Пока Троекуров говорил, я тоскливо разглядывал сервант в столовой, очень старый, еще времен моего деда, и думал о том, что на земле есть, наверное, два типа людей: пауки и мухи. Пауки прытко бегают, как Димка Троекуров, плетут интриги, всегда всё знают, всегда в курсе самых важных событий. И есть сонные мухи, вроде меня, которые сидят по своим углам, обо всем узнают самыми последними, а когда решаются наконец вылететь на свет божий, их тут же затаскивают в паутину или прихлопывают.
Троекуров сделал паузу, и я, лишь бы что-то сказать, вяло спросил, кто такой Зуев.
– Да ты что, Кирюха?! – Троекуров снова перешел на свой обычный крик. – Зуева не знаешь?! Зуева?!!
Нет, Зуева я не знал. Откуда мне знать Зуева, я же не паук какой-нибудь, а обычная сонная муха.
– Зуев – это сила! – компетентно объявил Троекуров.
«Интересно, – подумал я. – А вот Бэкон учил, что знание – это сила. И за ним это потом повторял весь Советский Союз. Но про Зуева там ничего не было».
– Крутейший чувак! – объяснил Троекуров. – Только что из Америки прилетел, во Франции книгу напечатал, гранты, связи с министерством – всё сейчас на нем! Политической мысли мужчина. Слышишь?
Я сказал, что прекрасно его слышу и что не надо так орать. И еще подумал, что все эти мужчины политической мысли, готовые облагодетельствовать человечество, первое, что делают, – заставляют несчастных людей вкалывать до изнеможения.

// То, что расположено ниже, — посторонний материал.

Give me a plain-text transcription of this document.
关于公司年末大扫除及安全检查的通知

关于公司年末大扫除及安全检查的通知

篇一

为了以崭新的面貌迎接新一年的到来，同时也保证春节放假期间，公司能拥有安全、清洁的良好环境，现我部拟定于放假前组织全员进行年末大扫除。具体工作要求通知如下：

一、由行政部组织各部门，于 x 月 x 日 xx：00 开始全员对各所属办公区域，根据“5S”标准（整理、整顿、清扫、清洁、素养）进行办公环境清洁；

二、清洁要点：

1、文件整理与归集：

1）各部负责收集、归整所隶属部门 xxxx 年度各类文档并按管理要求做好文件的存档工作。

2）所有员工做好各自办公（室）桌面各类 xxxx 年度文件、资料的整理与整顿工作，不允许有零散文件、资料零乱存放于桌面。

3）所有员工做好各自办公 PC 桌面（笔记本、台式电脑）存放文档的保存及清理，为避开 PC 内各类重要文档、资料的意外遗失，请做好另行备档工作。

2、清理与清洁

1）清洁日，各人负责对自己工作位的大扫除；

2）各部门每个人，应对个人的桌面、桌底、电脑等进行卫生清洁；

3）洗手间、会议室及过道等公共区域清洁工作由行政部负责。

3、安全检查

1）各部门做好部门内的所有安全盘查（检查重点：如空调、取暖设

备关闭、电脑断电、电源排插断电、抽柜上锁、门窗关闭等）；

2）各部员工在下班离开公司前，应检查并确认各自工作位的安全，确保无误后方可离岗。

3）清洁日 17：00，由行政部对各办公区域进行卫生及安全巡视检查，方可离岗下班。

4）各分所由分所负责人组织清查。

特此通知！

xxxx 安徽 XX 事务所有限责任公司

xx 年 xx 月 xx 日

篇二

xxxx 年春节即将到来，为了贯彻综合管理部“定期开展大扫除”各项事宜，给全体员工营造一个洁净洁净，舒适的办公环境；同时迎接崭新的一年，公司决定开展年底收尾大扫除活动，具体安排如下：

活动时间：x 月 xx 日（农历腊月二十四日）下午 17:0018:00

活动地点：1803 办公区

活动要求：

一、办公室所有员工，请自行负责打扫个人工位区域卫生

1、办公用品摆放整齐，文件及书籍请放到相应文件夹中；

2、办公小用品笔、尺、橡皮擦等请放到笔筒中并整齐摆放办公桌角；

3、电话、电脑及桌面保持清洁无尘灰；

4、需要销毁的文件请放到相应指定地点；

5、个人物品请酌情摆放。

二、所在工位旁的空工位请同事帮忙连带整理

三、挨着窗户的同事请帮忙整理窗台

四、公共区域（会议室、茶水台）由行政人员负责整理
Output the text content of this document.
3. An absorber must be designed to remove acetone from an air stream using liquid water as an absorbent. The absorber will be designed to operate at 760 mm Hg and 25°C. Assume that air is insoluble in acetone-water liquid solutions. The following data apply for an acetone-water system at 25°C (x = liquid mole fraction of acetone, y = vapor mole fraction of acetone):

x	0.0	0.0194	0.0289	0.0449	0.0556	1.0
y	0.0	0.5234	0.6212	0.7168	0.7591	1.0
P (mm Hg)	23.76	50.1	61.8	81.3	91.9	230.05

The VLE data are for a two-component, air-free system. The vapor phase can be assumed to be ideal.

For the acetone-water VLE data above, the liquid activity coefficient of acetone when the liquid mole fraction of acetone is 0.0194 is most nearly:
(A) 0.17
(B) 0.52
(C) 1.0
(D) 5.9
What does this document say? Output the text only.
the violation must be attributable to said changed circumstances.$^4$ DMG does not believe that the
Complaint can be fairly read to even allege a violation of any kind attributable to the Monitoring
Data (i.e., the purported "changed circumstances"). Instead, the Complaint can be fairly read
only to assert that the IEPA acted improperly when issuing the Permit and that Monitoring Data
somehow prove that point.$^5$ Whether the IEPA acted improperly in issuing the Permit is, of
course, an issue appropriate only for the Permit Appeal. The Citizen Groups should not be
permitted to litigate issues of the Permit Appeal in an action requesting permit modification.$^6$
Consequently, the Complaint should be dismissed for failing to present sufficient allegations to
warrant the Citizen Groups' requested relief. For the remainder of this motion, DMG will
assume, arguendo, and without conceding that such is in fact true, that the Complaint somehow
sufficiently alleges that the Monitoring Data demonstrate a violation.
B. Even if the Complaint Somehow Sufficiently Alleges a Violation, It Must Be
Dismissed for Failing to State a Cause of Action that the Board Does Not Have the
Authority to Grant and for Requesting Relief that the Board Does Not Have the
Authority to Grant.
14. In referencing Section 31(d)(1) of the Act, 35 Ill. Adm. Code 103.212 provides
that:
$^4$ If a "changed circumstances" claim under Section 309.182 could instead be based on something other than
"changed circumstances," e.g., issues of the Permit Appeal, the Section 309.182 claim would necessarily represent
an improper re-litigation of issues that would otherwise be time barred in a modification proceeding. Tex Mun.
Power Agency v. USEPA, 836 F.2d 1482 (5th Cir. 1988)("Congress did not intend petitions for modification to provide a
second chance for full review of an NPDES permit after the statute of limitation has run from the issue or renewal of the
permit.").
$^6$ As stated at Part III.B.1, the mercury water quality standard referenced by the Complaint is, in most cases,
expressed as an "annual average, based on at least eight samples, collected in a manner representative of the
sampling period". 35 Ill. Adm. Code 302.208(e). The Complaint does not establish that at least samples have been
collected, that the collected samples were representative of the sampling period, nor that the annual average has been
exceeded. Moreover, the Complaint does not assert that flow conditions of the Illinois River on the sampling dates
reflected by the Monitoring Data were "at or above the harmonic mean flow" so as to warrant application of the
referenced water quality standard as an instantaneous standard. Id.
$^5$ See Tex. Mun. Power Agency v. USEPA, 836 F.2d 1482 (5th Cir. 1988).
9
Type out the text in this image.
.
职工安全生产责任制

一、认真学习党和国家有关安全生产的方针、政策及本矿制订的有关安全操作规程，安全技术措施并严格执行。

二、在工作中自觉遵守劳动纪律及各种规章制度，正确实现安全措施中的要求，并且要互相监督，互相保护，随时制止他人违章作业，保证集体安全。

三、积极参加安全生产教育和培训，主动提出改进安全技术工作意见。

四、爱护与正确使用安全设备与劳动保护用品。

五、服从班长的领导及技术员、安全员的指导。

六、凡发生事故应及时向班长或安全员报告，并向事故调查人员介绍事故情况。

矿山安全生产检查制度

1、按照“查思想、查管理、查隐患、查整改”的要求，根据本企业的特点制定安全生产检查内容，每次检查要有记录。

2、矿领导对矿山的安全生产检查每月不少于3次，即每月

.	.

– Он уже всё спланировал, – продолжал Троекуров. – У нас будет как в Америке, врубаешься? Новые курсы, авторские, свои собственные, какие захотим. А студенты будут сами выбирать, куда им ходить.
– Бардак, короче…
– Ну да… То есть… При чем тут бардак? – спохватился Троекуров. По его тону было понятно, что он обиделся. – Это никакой не бардак, а прогрессивный подход к каждому студенту. Теперь врубаешься? Зуев, кстати, дачу снимает в Солнечном, так что, считай, вы соседи. Я ему, между прочим, Кирюха, про тебя говорил. Хороший парень, говорю, и сидит в полной заднице. Надо, говорю, помочь. А он говорит: знаю, говорит, этого засранца, тащи его, он нам нужен. Врубаешься? Так что, Кирюха, не дрейфь! У тебя теперь будет работа!
Я терпеливо сказал, что, конечно, спасибо, Дима, особенно в плане засранца, и все такое, но у меня уже есть работа. У меня до хрена работы.
– Да ты что?! – снова закричал Троекуров, да так громко, что я отодвинул трубку от уха. – Ты что, не врубаешься? Это же совсем другое! Там реальное бабло! Куча бабла! Двести баксов за лекцию, да еще за границу поедешь!
Такого поворота я не ожидал. Что ж этот дурак, подумал я, сразу-то не сказал? Деньги и заграница! Это же мечта любого интеллигентного человека, особенно если он гуманитарий. Я схватил со стола сигареты, зажигалку, бросился в прихожую и оттуда на крыльцо. Закурил. Меня охватило лихорадочное возбуждение. Всё явилось теперь в совершенно новом свете: и Зуев, и Троекуров, и американцы с их новыми программами. Хватит, набаловался, наработался за гроши. Я больше вам не сонная муха, сидящая в углу! Не-ет! Я – тот самый засранец из голливудской мечты, чью задницу где-то с нетерпением ждут.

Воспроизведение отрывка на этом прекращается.